In this short, bold story of Western economic thought about Africa, historian Bronwen Everill argues that these interventions fail because they start from a misguided premise: that African economies just need to be more like the West. Ignoring Africa's own traditions of economic thought, Europeans and Americans assumed a set of universal economic laws that they thought could be applied anywhere. They enforced specifically Western ideas about growth, wealth, debt, unemployment, inflation, women’s work and more, and used Western metrics to find African countries wanting.
The West does not know better than African nations how an economy should be run. By laying bare the myths and realities of our tangled economic history, Africonomics moves from Western ignorance to African knowledge.

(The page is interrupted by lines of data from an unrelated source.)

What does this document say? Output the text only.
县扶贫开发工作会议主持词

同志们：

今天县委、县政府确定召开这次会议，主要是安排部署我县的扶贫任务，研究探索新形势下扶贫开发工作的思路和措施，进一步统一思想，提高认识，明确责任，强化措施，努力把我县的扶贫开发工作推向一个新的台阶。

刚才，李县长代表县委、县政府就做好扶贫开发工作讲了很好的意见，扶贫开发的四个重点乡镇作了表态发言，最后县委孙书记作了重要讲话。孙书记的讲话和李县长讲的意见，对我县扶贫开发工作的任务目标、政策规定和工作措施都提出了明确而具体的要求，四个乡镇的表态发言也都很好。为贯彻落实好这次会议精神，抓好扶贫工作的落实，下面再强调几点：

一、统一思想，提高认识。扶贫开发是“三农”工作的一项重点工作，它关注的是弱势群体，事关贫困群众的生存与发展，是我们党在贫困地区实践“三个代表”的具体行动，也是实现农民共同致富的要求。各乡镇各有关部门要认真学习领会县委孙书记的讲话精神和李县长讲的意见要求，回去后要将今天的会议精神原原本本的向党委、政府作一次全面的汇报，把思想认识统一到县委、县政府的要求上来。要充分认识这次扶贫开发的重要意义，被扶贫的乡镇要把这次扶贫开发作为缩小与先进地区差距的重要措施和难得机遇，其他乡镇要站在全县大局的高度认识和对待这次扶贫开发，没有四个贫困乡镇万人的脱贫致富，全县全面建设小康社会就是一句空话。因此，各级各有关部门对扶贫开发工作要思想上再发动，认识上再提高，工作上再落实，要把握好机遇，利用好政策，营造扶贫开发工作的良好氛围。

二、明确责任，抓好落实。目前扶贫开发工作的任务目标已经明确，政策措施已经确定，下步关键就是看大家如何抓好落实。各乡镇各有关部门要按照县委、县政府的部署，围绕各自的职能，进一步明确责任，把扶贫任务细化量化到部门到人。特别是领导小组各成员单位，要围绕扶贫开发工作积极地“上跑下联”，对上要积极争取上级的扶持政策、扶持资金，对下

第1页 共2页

*Shortlisted for the BCA African Business Book of the Year*
About the author
Bronwen Everill is the author of Not Made by Slaves and Abolition and Empire in Sierra Leone and Liberia. She has held a Leverhulme Fellowship, is a Fellow of the Royal Historical Society, and was the Director of the Centre of African Studies at the University of Cambridge. She now teaches at Princeton and is a Research Affiliate at the Laboratory for the Economics of Africa's Past in the Department of Economics at Stellenbosch University, South Africa.
PUBLISHERS WEEKLY
In this eye-opening account, historian Everill (Not Made by Slaves) outlines the biases, projections, misunderstandings, and irrationalities underlying Western economic intervention in Africa since the 18th century. For example, European interventionists argued that the existence of the African slave trade, along with large swaths of underdeveloped land, indicated moral deficiencies in Africans, who needed to be turned into disciplined, high-productivity farmers. But, as Everill notes, this viewpoint ignored Africans' differing definitions of wealth (in parts of Africa, land was a communal resource, and wealth was measured in terms of people, not property), not to mention the fact that the slave trade was a European-enforced institution (one African king who tried to intervene was deposed in a European-backed coup). Europeans likewise ignored obvious similarities in economic thought—the 19th-century British marriage market, for instance, could be seen as an example of wealth-in-people; and many British proverbs emphasized the kind of work-smart-not-hard ethos held by the "low-productivity" African farmers. Often, Everill shows, the reforms were not as "scientific... and timeless" as imagined. For instance, 19th-century British officials pushed for "rational" paper currency instead of "irrational" shells and glass beads—even though the British themselves had only just managed to stabilize paper by backing it with gold, a similar commodity currency. Surveying today's "international development" efforts, Everill damningly finds such mismanagement still reigns. It's a laser-focused, relentless deconstruction of European "reform" in Africa.